It can be very surprising when code which was previously compiling is suddenly failing with an error like:
Task-isolated 'foo' is passed as a 'sending' parameter; Uses in callee may race with later task-isolated uses
or:
Sending value of non-Sendable type 'Foo' risks causing data races
Passing task-isolated value of non-Sendable type 'Foo' as a 'sending' parameter to initializer 'init(_:)' risks causing races inbetween task-isolated uses and uses reachable from 'init(_:)'
My understanding of Region Based Isolated (RBI) is that the compiler silently colors each value as either bound to the current "isolation region" or not, and if you attempt to send a "bound" value ("task-isolated"?) to a different region then you will get an error similar to those above.

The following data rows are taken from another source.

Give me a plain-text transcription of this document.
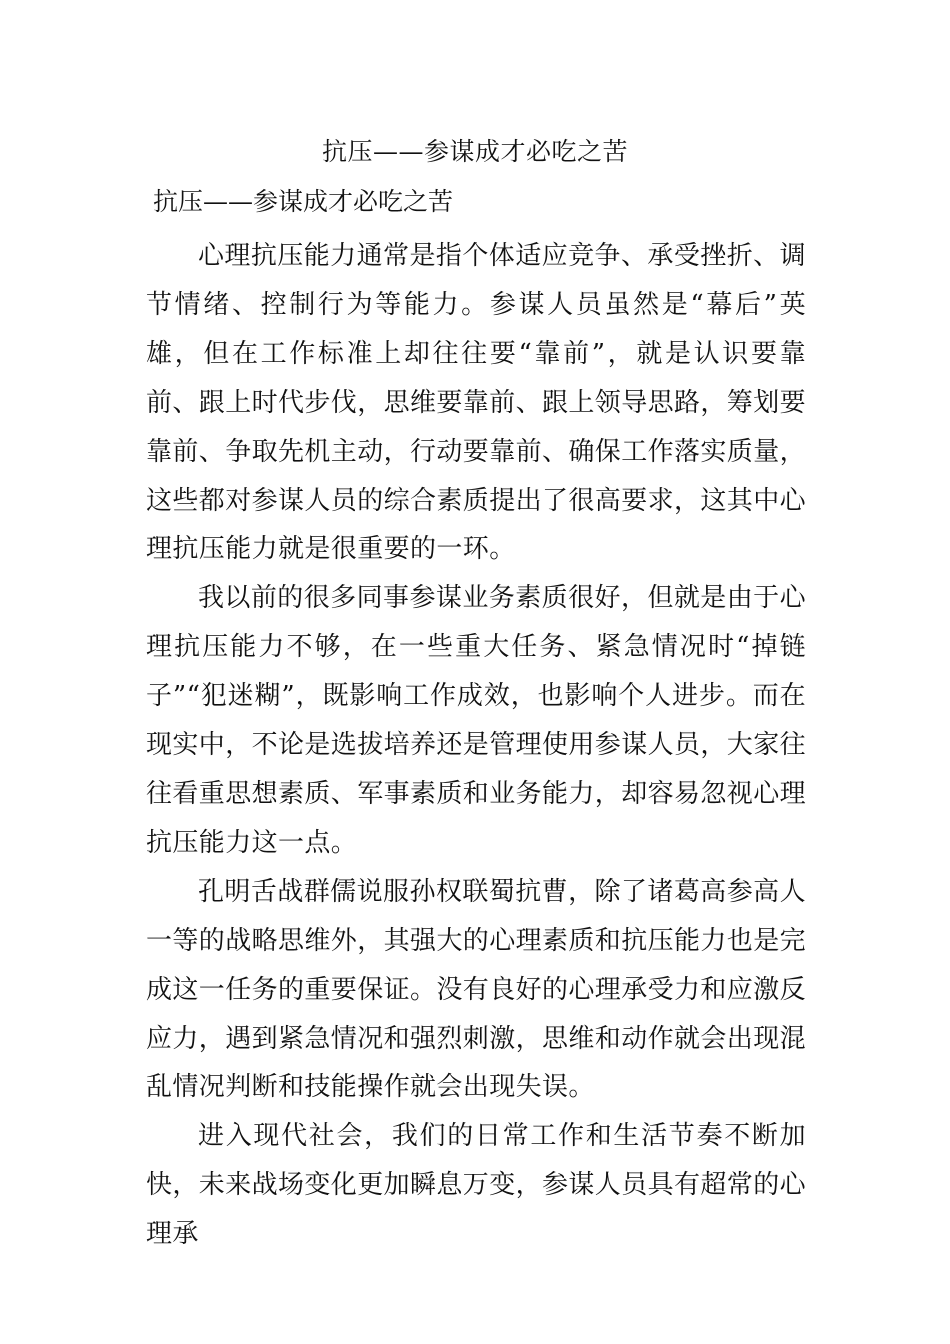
抗压——参谋成才必吃之苦
抗压——参谋成才必吃之苦

心理抗压能力通常是指个体适应竞争、承受挫折、调节情绪、控制行为等能力。参谋人员虽然是“幕后”英雄，但在工作标准上却往往要“靠前”，就是认识要靠前、跟上时代步伐，思维要靠前、跟上领导思路，筹划要靠前、争取先机主动，行动要靠前、确保工作落实质量，这些都对参谋人员的综合素质提出了很高要求，这其中心理抗压能力就是很重要的一环。

我以前的很多同事参谋业务素质很好，但就是由于心理抗压能力不够，在一些重大任务、紧急情况时“掉链子”“犯迷糊”，既影响工作成效，也影响个人进步。而在现实中，不论是选拔培养还是管理使用参谋人员，大家往往看重思想素质、军事素质和业务能力，却容易忽视心理抗压能力这一点。

孔明舌战群儒说服孙权联蜀抗曹，除了诸葛高参高人一等的战略思维外，其强大的心理素质和抗压能力也是完成这一任务的重要保证。没有良好的心理承受力和应激反应力，遇到紧急情况和强烈刺激，思维和动作就会出现混乱情况判断和技能操作就会出现失误。

进入现代社会，我们的日常工作和生活节奏不断加快，未来战场变化更加瞬息万变，参谋人员具有超常的心理承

What I had not thought about until being bitten by this issue again just now is the full set of rules that determine whether a value is "task-isolated" or "disconnected", and the big rule that I wasn't conscious of is that when a value is initialized it will be disconnected if all values passed to the initializer are disconnected, but if one of those arguments becomes task-isolated then the value being initialized is also considered task-isolated.
I think that both for the seasoned concurrency expert who wants to fix the given isolation issue and for the novice who is trying to build their mental model about Swift Concurrency it would go a long way if at the site of the attempt to send the task-isolated value one of the diagnostics listed the task-isolated initializer arguments that are responsible for infecting the value and binding it to the current region.
I'm sure that there are all kinds of edge cases where such a list could not be generated, but it seems like it should be pretty straightforward in the simpler cases, and given how opaque the RBI errors are and how much effort the Swift team is putting toward branding Swift Concurrency as reasonably approachable this seems to me like it should be a somewhat high priority.